The way to deal with LAGS is to gird your loins with a stout plan and then stick to it as you knuckles whiten and the chips start to pour out of your stack into the middle of the table. LAGS make their living out of fear. They are blessed with less of it than other mortals and it’s your job to turn their advantage to a weakness. That means…dur… play back at them.


Easier said than done, of course.


Hence the plan. It should be a plan for your whole stack – that’s the key. If you have A-J suited decide there and then whether an ace on the flop is a green light for the lot – or indeed, if no ace is required. Decide how you are intending to get it in. Calling LAG down every street? Calling until you have a pot-sized raise left to get it all in? Whatever – it’s up to you. The point is you already know, given certain basic contingencies on the board, what you’re going to do. Believe me, your head will be clearer and your courage stiffer when you’re staring at those freshly dealt hole cards that are in Hold’em’s top ten per cent. LAGS get to work on you on the flop, which you’ve usually missed, preying on your fears.


A plan like this is not hard to form. In NL a 100BB stack that’s had pre-flop action will be pot committed with bet-call on the flop and bet-raise on the turn. It’s pointless me saying whether you should stay or go when you miss, because it will depend on the board and what cards he and you have been showing. Remember that, if your starting values are reasonably high (and A-J suited is high against this guy), then even if you miss you always have some drawing value.

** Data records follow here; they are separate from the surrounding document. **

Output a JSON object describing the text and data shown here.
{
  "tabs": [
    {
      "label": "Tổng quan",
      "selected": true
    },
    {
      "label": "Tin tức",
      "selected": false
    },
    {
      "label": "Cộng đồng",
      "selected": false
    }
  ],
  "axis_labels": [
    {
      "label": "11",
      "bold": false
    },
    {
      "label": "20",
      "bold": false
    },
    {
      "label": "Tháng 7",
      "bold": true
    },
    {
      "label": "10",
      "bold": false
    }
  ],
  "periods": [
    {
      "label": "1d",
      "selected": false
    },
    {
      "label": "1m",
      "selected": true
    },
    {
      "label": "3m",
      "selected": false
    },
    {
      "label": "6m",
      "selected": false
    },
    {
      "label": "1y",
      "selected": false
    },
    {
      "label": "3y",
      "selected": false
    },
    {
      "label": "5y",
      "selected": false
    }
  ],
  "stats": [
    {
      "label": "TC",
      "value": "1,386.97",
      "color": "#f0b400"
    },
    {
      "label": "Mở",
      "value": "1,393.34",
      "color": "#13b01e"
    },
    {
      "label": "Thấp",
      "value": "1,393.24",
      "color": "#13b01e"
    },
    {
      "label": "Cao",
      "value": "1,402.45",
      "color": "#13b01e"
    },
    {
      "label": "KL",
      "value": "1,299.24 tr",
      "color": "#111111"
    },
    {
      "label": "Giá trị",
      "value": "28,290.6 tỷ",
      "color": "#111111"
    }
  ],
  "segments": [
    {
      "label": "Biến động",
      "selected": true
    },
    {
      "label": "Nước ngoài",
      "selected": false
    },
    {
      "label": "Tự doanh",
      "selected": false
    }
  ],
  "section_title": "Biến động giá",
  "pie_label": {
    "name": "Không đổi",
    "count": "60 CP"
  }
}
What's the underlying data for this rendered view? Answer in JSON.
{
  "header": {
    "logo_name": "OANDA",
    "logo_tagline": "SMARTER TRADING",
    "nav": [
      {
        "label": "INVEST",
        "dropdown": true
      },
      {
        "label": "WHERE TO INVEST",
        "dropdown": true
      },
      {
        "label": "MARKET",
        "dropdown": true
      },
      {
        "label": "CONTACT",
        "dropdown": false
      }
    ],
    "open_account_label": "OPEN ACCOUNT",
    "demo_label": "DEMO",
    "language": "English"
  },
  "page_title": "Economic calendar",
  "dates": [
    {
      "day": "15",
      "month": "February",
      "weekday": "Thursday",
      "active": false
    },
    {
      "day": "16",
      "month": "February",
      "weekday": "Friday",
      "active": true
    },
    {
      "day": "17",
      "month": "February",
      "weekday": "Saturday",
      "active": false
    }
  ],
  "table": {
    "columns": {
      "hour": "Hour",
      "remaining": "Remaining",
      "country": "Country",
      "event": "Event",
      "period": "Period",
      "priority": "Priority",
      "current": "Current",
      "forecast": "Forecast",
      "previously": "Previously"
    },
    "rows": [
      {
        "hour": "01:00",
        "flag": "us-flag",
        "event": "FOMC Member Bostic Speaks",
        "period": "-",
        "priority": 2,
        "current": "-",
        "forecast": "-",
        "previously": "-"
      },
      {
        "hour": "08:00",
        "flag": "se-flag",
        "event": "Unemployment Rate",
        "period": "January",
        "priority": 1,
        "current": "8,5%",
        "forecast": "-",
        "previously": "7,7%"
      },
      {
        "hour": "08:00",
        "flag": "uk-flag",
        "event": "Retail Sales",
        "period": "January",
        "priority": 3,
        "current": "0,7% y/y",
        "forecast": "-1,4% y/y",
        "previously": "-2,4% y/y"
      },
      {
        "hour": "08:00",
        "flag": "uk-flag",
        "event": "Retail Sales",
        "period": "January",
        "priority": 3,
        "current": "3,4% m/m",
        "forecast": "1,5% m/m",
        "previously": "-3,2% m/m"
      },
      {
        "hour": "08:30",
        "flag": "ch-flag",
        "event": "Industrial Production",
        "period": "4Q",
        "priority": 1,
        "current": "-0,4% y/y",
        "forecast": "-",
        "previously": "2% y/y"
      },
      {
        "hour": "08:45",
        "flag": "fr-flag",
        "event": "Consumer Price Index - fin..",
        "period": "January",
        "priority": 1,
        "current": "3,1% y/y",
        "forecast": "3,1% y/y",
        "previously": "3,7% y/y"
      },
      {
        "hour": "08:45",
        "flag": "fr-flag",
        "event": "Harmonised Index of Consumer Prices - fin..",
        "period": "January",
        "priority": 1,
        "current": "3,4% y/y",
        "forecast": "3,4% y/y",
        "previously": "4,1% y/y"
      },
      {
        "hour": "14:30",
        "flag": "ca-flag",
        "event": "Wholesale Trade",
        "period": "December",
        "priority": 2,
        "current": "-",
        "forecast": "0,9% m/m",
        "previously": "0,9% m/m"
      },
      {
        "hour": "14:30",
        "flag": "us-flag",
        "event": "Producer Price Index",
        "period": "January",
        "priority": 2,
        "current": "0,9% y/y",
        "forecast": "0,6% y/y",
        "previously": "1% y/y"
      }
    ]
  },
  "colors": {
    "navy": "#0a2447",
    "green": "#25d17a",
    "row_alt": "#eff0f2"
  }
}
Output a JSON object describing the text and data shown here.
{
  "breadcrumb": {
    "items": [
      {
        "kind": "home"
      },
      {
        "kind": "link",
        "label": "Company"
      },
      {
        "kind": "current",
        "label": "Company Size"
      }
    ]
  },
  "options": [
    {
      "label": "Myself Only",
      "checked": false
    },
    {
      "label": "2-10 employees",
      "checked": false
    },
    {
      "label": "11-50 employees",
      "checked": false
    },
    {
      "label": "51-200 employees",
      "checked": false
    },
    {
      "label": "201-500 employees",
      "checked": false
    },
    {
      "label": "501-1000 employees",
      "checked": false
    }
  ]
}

Sure, it would be nice to have x-ray vision or, failing that, super-user privileges, but unfortunately you’re not always going to get it right. The only thing you can definitely do is take his fear advantage away from him and the best way to do that is to have mentally put your chips in already when the board comes the way you want it. This will sharpen up your play against tighter players to and improve your overall table presence.